A couple of weeks back, accompanied by long-term collaborator Charlie Tappin, they released their second project Undertones, which dropped on Cologne-based music label Melting Pot Music. In the build up to the release, the collective performed a Beatgeeks gig in Berlin, as well as playing at the Radio Love Love boat trip in Cologne. Needless to say, if Europe’s taking notice, the UK should as well.

The opener, Undertones, sets the tranquil tone for what’s to come. A crunchy vinyl crackles and pops as a lonely guitar, softly strummed, is joined by a cymbal and snare to offer some mellow percussion . It’s apparent the instruments were recorded by hand, the melody sounds natural and induces a calming vibe which continues into the Tappin-assisted 079.

A phone rings distantly, as another soothing instrumental kicks in. Turt declines the call, proceeding to lyrically contemplate his reality instead. Speaking with a motivated state of mind, he ultimately states that he’s going to live life on his own terms. With rhymes underpinned by positivity and optimism; Turt brings Charlie Tappin into the mix at the midway stage, who contributes a funky piano riff before Turt returns to drop another verse.

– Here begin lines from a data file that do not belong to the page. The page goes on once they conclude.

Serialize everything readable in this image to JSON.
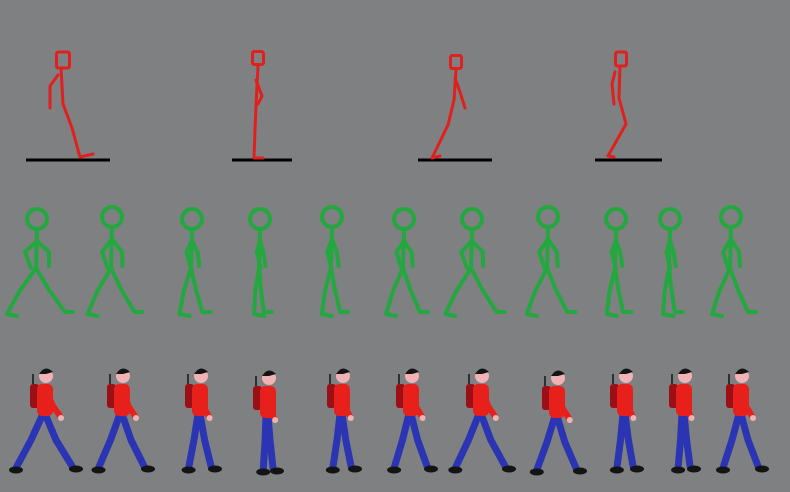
{
  "title": "",
  "colors": {
    "background": "#7f8081",
    "key_pose_stroke": "#e0201e",
    "ground_line": "#000000",
    "stick_stroke": "#23a83f",
    "shirt": "#e8201c",
    "pants": "#2b35b4",
    "backpack": "#9a1016",
    "skin": "#f1b2b6",
    "hair_shoes": "#141414"
  },
  "rows": [
    {
      "name": "key-poses",
      "style": "red-stick-with-ground",
      "frame_count": 4
    },
    {
      "name": "walk-cycle-stick",
      "style": "green-stick",
      "frame_count": 11
    },
    {
      "name": "walk-cycle-character",
      "style": "hiker-with-backpack",
      "frame_count": 11
    }
  ]
}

The EP then flows into the Mr Slipz produced Colours. Uplifting keys enhance the emotion in Turt's words, who explains his pursuit for  escapism. Reminiscing on days gone, from purple rainbows to summer sands; the rapper demonstrates a visually stimulative lyrical finesse which is very immersive. The beat is incredibly smooth, a must hear.

This is followed by The Feeling - to be more precise, the feeling for moving on. Depicting how music helps Turt beat the blues, he reveals slight chinks in his armour as he looks back on experiences and the lessons learnt, finding it easy to speak over another therapeutic instrumental.

It leads into Thirty Three, which see’s Turt delve even deeper with his rhymes, full of perspectives insinuating his persistent desire for success. The finale, Non Semper Erit Aestas, is a send-off made all the more poignant by a profound saxophone, paired with the piano, cymbal and snares combination that has been consistent throughout the EP. Turt says goodbye with another emotional testament to his dedication for making a career from rhyming. Certainly if he keeps making music as captivating as this, he's bound for bigger things.

Throughout the EP, Turts' rhymes are thought-provoking and positive; narrating from experiences which unravel into clear cut conclusions. Beatmaker Slim deserves props, for his instrumentals truly evoke an atmosphere of escapism throughout. Charlie Tappin’s vocals and keys also offer an extra a breath of fresh air on the beats. Providing their momentum doesn’t slow up and they keep creating; Summers Sons & Charlie Tappin have potential to make huge waves over the coming year.